- Country: United States
- Language: English

Publication
- Published in: The Southern Review
- Publication date: Spring 1972

= Blindfold (short story) =

1972 short story by Joyce Carol Oates

"Blindfold" is a short story by Joyce Carol Oates originally published in The Southern Review (Spring 1972) and first collected in The Goddess and Other Women (1974) by Vanguard Press.

==Plot==
"Blindfold" is written from a third-person omniscient point-of-view, with the child Betsy the focal character. The short story is divided into two parts. In part I, Betsy is seven; in part II she is nine.

=== I: A Drive Outward ===
A well-to-do uncle takes his favorite niece, Betsy, for a drive to a local lake. At her uncle's request, she acts as a pretend navigator for the excursion, studying the highway map. Uncle Dick indulges her, promising Betsy an ice cream cone.

Betsy's mother, the uncle's sister, is a strict disciplinarian: she had slapped Betsy that morning, a fact Betsy does not mention to her uncle. Uncle Dick routinely defends and champions her mother: "Your mother is a wonderful woman" he intones. Betsy's father is contemptuous of his brother-in-law, and warns his wife to keep him out of the house when he is at home.

Betsy recalls a game of blindfold her uncle had initiated at the park, placing a scarf tightly around her eyes after taking her to a secluded area. The game has been a regular feature of their subsequent excursions, a fact the uncle insists she never reveal: "That's our secret. Nobody can know about that".

=== II: A Drive Home ===
Uncle Dick and the blindfolded Betsy are discovered by an elderly married couple hiking near the lake. The uncle clasps his unbuttoned raincoat around his body and pulls the blindfold of his niece. The husband approaches, shouting angrily at her uncle. The uncle is weeping and attempting to cover his face. The wife, fearful of becoming involved, leads her outraged spouse away.

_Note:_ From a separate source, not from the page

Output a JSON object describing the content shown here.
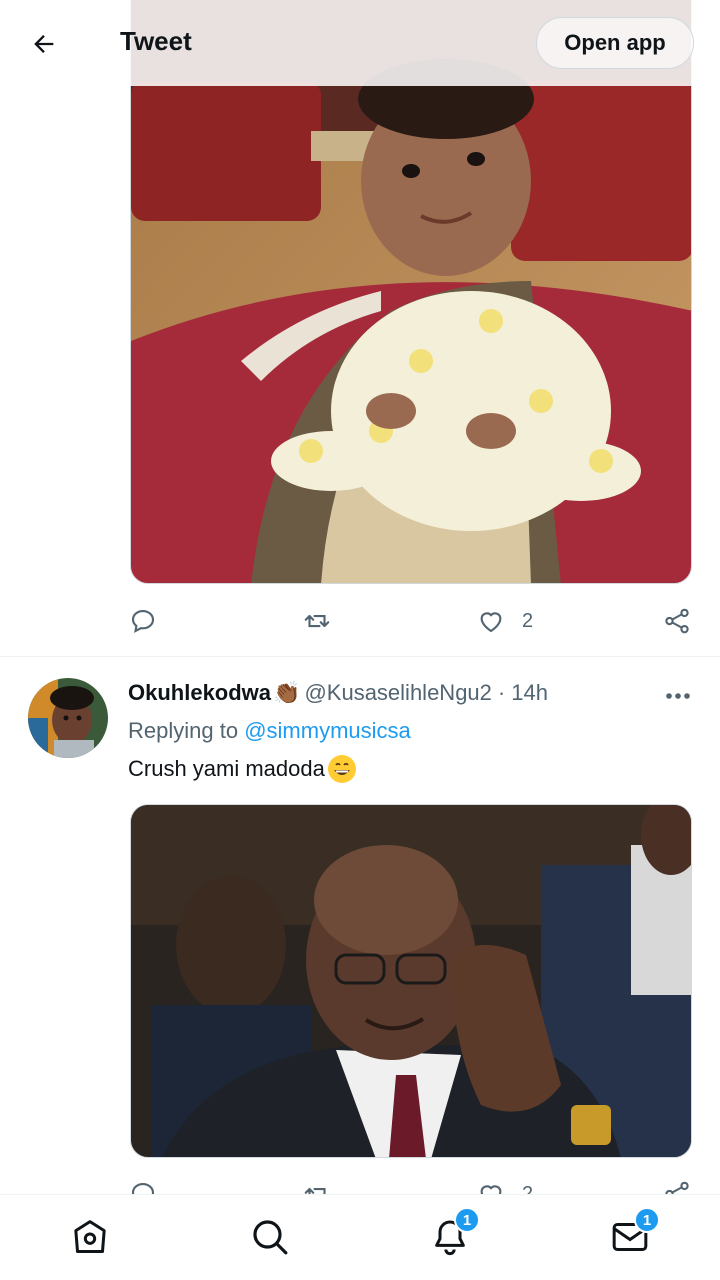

Betsy discerns that the game they have played for years has been exposed, and she instantly feels contempt for her uncle.
Uncle Dick drives down the highway at high speed, wildly passing other vehicles in a suicidal panic. Betsy pleads with him to slow down, promising not to tell about the blindfold game. The vehicle careens off the road into a ditch to avoid a collision with a truck. The uncle dies, either from the accident or a stroke; Betsy suffers only contusions.

Betsy's mother picks her up at the hospital, in a state of anxiety as to how to arrange her brother's funeral. She is exasperated with her daughter for her complicity in his death. Betsy guesses that her uncle is dead and declares: "I'm glad he's dead." Her mother begins to berate her, and warns her daughter not to repeat the things she revealed about her uncle to the hospital staff and police. Betsy's mother seizes her and demands she express contrition for her uncle's death.

==Theme==
Biographer Joanne V. Creighton provides the thematic narrative of "Blindfold":

Betsy accepts the private game of blindfold in exchange for her privileged position as favored niece until their game is discovered by a stranger. Then she totally denies all responsibility. She cruelly relishes her uncle's death and exposes his weaknesses to her mother.

Creighton adds, "At a very young age, Betsy is learning the exploitative possibilities of sexual attraction."

== Sources ==
- Creighton, Joanne V. 1979. Joyce Carol Oates. Twayne Publishers, New York. Warren G. French, editor.
- Johnson, Greg. 1994. Joyce Carol Oates: A Study of the Short Fiction. Twayne's studies in short fiction; no. 57. Twayne Publishers, New York.
- Oates, Joyce Carol. 1974. The Goddess and Other Women. Vanguard Press, New York.